The language used today applies the doctrine of res judicata to preclude the payment of benefits for surgery needed today, when the need for that surgery was neither adjudicated nor susceptible of adjudication at the time the award was made. If tomor*394row a totally new type of surgery is devised, offering the prospect of completely curing or rehabilitating the injured worker, the doctrine of res judicata will be applied so that the worker will be unable to obtain benefits necessary to procure such treatment.2 Thus, no matter what the advances in medical science, the injured worker today becomes the captive of a legal system that eschews the reality of scientific progress. In my view, it is neither good law nor good policy to give such a construction to a statute which was presumably passed to effectuate the remedial purposes of the constitution.

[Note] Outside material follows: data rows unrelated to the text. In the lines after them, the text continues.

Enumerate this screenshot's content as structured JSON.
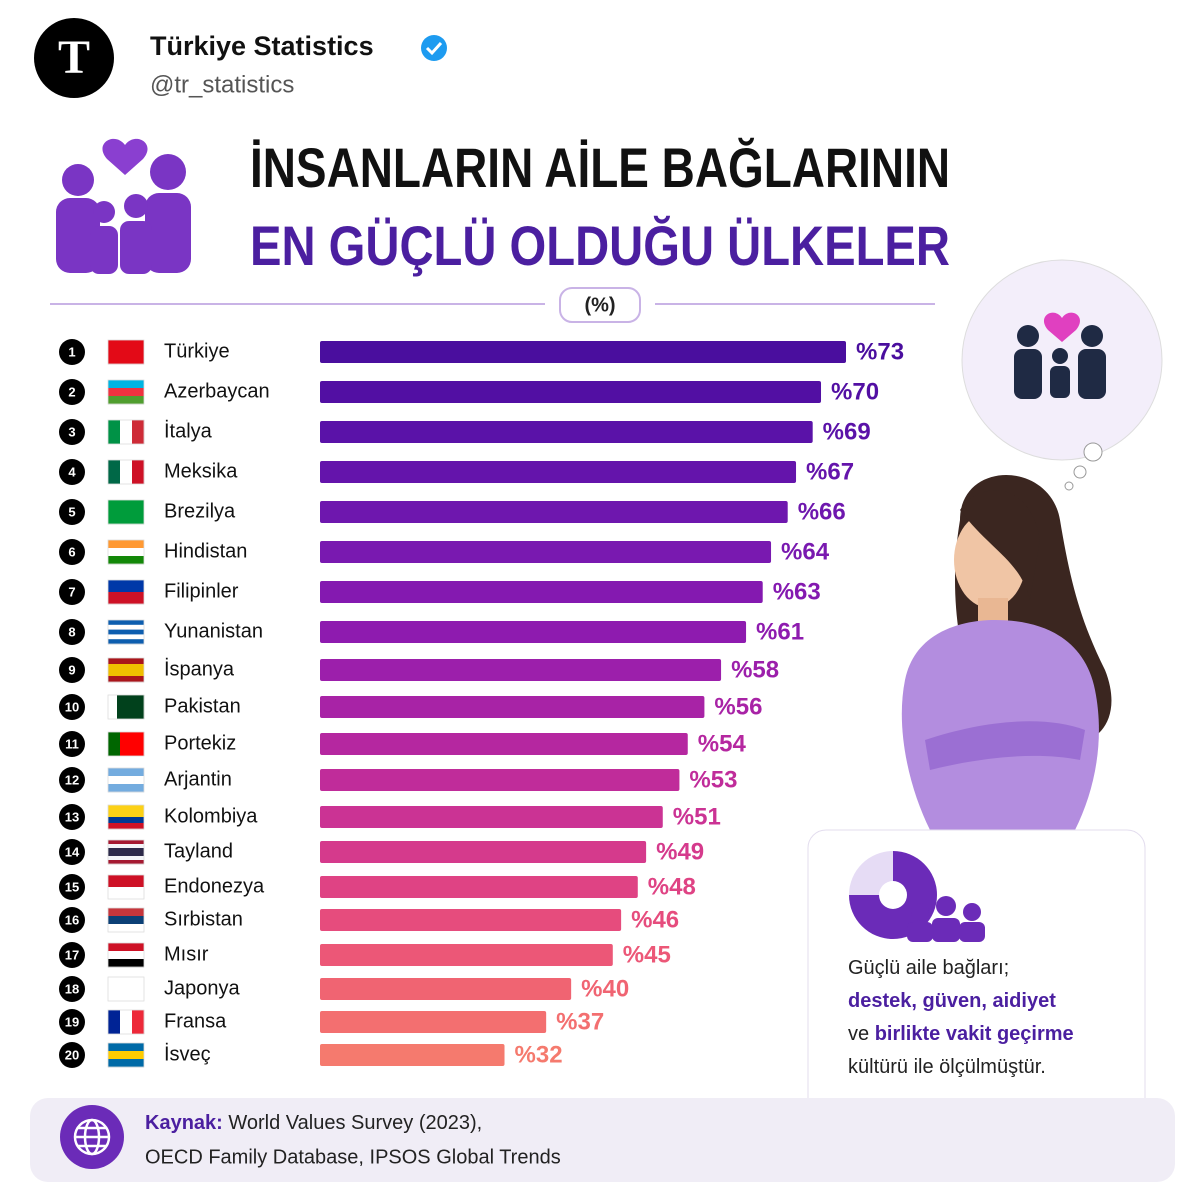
{
  "header": {
    "avatar_letter": "T",
    "name": "Türkiye Statistics",
    "handle": "@tr_statistics"
  },
  "chart_data": {
    "type": "hbar",
    "title": "İNSANLARIN AİLE BAĞLARININ",
    "subtitle": "EN GÜÇLÜ OLDUĞU ÜLKELER",
    "unit": "(%)",
    "ranks": [
      1,
      2,
      3,
      4,
      5,
      6,
      7,
      8,
      9,
      10,
      11,
      12,
      13,
      14,
      15,
      16,
      17,
      18,
      19,
      20
    ],
    "categories": [
      "Türkiye",
      "Azerbaycan",
      "İtalya",
      "Meksika",
      "Brezilya",
      "Hindistan",
      "Filipinler",
      "Yunanistan",
      "İspanya",
      "Pakistan",
      "Portekiz",
      "Arjantin",
      "Kolombiya",
      "Tayland",
      "Endonezya",
      "Sırbistan",
      "Mısır",
      "Japonya",
      "Fransa",
      "İsveç"
    ],
    "values": [
      73,
      70,
      69,
      67,
      66,
      64,
      63,
      61,
      58,
      56,
      54,
      53,
      51,
      49,
      48,
      46,
      45,
      40,
      37,
      32
    ],
    "value_labels": [
      "%73",
      "%70",
      "%69",
      "%67",
      "%66",
      "%64",
      "%63",
      "%61",
      "%58",
      "%56",
      "%54",
      "%53",
      "%51",
      "%49",
      "%48",
      "%46",
      "%45",
      "%40",
      "%37",
      "%32"
    ],
    "colors": [
      "#4a0e9e",
      "#520fa3",
      "#5a12a8",
      "#6414ab",
      "#6e17ae",
      "#7919b0",
      "#8419b0",
      "#8e1baf",
      "#9c1fab",
      "#a823a6",
      "#b527a0",
      "#c02c9a",
      "#cb3394",
      "#d53a8c",
      "#df4384",
      "#e64c7d",
      "#ec5777",
      "#f06472",
      "#f36f70",
      "#f57a6e"
    ]
  },
  "note": {
    "parts": [
      "Güçlü aile bağları;",
      "destek, güven, aidiyet",
      "ve",
      "birlikte vakit geçirme",
      "kültürü ile ölçülmüştür."
    ]
  },
  "source": {
    "label": "Kaynak:",
    "line1": "World Values Survey (2023),",
    "line2": "OECD Family Database, IPSOS Global Trends"
  }
}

. This is not quite correct. See intimations in Zager v. Industrial Commission, supra; Garrote v. Industrial Commission, 121 Ariz. 223, 224, 589 P.2d 466, 467 (App.1978); Capitol Foundry v. Industrial Commission, 27 Ariz.App. 79, 82, 551 P.2d 69 (1976); Moccia v. Eclipse Pioneer Division of Bendix Aviation, 57 N.J.Super. 470, 155 A.2d 129 (1959).

. Presumably, if the worker obtains such treatment and pays for it himself, therefore improving his physical condition, the employer will be able to move to reopen and decrease disability benefits on the basis of a changed and improved physical condition. In light of this, the logic of requiring the employee to pay for his own surgery is, at best, tenuous. We should encourage, rather than discourage, rehabilitation.